2. Price-comparison websites
If you want to find the best interest rates for your savings or the best price for your home insurance, you can save time by using a price-comparison website. These provide up-to-date lists of the top accounts, as well as data on the best deals on credit cards and other financial products.

In the old days, we had to phone around brokers or insurers to compare prices for car or home insurance, giving out the same long-winded information every time. Most of us would have given up after a handful of calls.

Comparison sites do all the work, showing the cheapest providers, policy details and links to application forms.

Other sites, such as Kelkoo and Pricerunner, find the lowest prices for goods such as cameras, fridges and PCs.

Comparison sites are also much in demand for finding the best deals on energy, although recent research by The Daily Telegraph found that energy-comparison sites did not always agree about which supplier offered the best deal.

Consumers are becoming more savvy about these discrepancies. While a recent survey by Mintel, the analyst, found that six out of 10 people had used a price-comparison site, the consumer group Which? found that consumers lacked trust in them, with one in four finding better value financial products elsewhere.

3. Voucher codes
The recession has sharpened shoppers' appetite for a bargain – and many cost-conscious consumers have turned to the internet to track down special offers. If you want to save money at Tesco you can just type "Tesco voucher codes" into a search engine and find dozens of sites offering the discount codes – short combinations of numbers and letters that you enter into the online checkout. Hundreds of retailers operate these schemes; some also allow you to print off vouchers from the website to claim discounts in shops and restaurants.

According to research from, more than 2.2 million discount vouchers are redeemed every day, while an internet traffic analyst found that the number of web searches in Britain for discount vouchers had increased by 48 per cent over the past year.

4. Dealing and investing
Ten years ago, small investors who wanted to trade shares had to phone a broker. Now they can buy and sell online. Nine out of 10 share deals are made online, according to Barclays Stockbrokers.

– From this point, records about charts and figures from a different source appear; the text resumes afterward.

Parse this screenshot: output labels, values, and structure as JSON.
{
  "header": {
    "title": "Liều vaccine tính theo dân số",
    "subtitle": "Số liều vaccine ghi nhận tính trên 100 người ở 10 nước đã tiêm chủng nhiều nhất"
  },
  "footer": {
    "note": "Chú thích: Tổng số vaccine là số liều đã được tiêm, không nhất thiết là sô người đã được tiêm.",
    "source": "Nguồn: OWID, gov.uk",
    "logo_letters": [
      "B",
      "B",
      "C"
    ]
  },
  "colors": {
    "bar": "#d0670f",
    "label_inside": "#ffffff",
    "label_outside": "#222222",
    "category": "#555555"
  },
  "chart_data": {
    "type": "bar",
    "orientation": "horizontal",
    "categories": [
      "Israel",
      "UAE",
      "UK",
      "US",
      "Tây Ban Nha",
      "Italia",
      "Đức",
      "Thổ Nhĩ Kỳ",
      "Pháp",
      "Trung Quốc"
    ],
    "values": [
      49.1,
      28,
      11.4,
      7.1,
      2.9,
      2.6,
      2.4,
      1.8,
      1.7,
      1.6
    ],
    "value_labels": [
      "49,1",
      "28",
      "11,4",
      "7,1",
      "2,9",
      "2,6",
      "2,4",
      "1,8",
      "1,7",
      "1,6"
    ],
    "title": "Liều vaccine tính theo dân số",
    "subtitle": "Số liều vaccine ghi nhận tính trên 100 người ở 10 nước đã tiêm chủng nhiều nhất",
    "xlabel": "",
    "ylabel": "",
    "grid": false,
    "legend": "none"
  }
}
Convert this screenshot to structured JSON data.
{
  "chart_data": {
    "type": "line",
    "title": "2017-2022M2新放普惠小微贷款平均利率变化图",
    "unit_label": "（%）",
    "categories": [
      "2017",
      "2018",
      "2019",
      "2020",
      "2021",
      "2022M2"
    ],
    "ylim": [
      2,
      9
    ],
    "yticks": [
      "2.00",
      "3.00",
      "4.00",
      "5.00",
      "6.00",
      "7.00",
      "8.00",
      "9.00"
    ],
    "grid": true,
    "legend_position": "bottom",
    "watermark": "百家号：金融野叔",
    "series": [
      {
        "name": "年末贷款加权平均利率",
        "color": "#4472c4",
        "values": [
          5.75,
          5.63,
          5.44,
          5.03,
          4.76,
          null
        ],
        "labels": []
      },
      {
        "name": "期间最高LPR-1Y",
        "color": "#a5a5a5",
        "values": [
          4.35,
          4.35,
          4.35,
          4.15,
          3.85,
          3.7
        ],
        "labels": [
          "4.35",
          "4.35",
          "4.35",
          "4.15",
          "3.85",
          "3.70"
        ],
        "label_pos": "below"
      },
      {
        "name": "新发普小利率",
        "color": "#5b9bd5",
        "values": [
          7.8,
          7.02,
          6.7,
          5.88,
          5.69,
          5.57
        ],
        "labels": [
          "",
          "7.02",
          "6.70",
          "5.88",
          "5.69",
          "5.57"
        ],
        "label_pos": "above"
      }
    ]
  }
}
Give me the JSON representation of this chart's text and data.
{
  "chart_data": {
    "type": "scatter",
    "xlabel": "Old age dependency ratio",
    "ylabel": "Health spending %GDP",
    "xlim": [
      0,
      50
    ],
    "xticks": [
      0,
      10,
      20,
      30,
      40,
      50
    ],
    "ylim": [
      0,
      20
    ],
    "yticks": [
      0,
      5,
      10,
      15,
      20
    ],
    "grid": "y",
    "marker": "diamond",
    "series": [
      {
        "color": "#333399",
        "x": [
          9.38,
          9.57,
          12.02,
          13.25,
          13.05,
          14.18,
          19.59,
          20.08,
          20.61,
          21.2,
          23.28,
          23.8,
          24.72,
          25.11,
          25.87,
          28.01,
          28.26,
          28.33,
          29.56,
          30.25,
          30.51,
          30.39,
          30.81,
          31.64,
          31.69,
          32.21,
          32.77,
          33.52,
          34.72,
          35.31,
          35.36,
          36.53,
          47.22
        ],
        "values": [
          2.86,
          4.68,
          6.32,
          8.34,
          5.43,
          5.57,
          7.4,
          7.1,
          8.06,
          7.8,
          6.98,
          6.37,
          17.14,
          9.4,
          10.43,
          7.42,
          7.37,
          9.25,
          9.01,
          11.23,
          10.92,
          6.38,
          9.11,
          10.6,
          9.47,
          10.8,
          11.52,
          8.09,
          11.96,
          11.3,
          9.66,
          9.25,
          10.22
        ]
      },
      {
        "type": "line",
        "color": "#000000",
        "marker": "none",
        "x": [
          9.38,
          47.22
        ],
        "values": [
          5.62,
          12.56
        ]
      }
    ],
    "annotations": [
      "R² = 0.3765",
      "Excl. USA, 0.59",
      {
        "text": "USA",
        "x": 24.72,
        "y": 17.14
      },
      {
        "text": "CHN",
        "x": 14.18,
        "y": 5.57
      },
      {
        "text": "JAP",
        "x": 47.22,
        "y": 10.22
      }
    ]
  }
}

Access to information online has helped level the playing field between small shareholders and professional investors with the resources of large banks behind them. "The role of the internet is key, giving the individual at home with a laptop access to the kind of tools, research and up-to-the-minute data previously the preserve of City traders," said Des Byrne, head of Barclays Stockbrokers. "The internet brought financial democracy to newly empowered investors."

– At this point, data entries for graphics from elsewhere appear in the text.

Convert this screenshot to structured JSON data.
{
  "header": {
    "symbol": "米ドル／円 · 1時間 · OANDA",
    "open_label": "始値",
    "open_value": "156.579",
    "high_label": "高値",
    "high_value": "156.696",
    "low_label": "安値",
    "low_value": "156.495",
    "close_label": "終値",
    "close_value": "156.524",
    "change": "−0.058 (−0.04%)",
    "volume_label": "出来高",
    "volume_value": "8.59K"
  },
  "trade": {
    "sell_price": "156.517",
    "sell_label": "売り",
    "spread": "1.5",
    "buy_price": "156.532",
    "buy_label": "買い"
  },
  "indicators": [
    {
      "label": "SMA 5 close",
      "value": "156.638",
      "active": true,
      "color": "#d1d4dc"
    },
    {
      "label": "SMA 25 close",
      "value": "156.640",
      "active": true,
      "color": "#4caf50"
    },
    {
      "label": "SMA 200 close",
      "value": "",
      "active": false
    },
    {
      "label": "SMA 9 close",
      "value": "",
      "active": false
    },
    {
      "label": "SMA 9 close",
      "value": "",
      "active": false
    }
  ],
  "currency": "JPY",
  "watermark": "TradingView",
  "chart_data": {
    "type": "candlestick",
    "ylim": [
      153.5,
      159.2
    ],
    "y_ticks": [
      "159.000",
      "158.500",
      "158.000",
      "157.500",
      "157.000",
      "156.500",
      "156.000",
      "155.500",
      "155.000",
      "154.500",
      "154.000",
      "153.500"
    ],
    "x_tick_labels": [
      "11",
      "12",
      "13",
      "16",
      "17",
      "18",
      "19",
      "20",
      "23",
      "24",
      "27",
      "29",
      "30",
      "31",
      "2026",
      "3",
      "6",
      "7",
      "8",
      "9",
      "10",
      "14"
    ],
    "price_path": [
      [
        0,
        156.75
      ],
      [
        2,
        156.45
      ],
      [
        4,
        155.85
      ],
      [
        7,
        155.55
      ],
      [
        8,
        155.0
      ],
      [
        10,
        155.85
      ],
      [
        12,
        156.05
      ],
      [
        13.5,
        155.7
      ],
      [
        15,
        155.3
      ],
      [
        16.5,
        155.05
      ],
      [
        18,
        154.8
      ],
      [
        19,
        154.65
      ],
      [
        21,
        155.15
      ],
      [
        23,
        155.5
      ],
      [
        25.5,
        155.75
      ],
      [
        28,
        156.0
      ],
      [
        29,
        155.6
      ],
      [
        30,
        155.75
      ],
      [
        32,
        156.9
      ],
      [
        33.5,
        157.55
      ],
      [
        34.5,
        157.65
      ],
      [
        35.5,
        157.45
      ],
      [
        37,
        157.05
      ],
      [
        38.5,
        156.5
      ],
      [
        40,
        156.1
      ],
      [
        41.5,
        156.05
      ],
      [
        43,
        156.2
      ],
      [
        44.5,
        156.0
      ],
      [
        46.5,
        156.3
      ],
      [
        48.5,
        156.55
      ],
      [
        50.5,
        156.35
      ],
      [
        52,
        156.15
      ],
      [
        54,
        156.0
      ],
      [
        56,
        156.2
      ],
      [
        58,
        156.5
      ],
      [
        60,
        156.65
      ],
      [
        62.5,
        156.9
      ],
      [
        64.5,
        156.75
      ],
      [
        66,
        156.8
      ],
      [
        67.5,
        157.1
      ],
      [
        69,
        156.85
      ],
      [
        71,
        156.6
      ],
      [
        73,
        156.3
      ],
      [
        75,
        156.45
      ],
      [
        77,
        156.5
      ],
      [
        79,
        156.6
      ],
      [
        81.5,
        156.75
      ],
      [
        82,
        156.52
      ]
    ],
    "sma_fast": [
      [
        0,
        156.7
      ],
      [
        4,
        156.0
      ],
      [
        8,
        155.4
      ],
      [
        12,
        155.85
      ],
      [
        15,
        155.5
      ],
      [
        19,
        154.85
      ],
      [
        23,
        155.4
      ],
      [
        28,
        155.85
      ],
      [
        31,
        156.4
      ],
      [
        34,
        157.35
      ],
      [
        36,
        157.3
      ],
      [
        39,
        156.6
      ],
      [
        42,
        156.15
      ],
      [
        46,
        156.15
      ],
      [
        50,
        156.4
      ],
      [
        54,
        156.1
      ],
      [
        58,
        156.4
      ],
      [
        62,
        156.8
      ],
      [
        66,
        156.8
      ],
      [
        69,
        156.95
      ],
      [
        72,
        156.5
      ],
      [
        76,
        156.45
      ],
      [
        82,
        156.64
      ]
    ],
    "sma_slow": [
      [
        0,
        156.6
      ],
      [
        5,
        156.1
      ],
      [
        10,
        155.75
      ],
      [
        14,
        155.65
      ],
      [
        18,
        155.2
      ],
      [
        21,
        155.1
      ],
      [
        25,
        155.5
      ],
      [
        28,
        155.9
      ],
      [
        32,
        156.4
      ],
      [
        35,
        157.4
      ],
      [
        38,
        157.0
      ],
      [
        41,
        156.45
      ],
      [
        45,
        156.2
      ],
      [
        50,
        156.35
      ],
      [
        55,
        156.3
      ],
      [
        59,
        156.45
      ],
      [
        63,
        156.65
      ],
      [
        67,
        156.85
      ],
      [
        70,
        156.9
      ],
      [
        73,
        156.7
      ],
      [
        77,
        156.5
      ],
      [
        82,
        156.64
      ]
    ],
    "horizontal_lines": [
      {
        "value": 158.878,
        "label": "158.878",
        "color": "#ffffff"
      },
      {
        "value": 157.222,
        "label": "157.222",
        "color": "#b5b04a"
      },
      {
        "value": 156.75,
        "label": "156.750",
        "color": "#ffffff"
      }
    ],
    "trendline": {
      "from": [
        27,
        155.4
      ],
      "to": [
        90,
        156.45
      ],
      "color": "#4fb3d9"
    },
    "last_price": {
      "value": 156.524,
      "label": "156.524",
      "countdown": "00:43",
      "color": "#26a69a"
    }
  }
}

People can buy investment funds, such as unit trusts from "fund supermarkets" – online shops that usually offer discounts on charges. These funds are often held in tax-free wrappers, such as individual savings accounts or personal pensions.

5. Buying and selling
Auction websites, such as eBay, have made it far easier to buy and sell second-hand goods, which in the pre-internet age would have meant a trip to the car boot sale. The average British home is estimated to have at least £450 worth of saleable items, typically clothes, CDs, DVDs, books and toys. Online auctions offer a quick way to turn them into cash. About one billion items have been sold on in the past 10 years, and 17 million people use the site each month.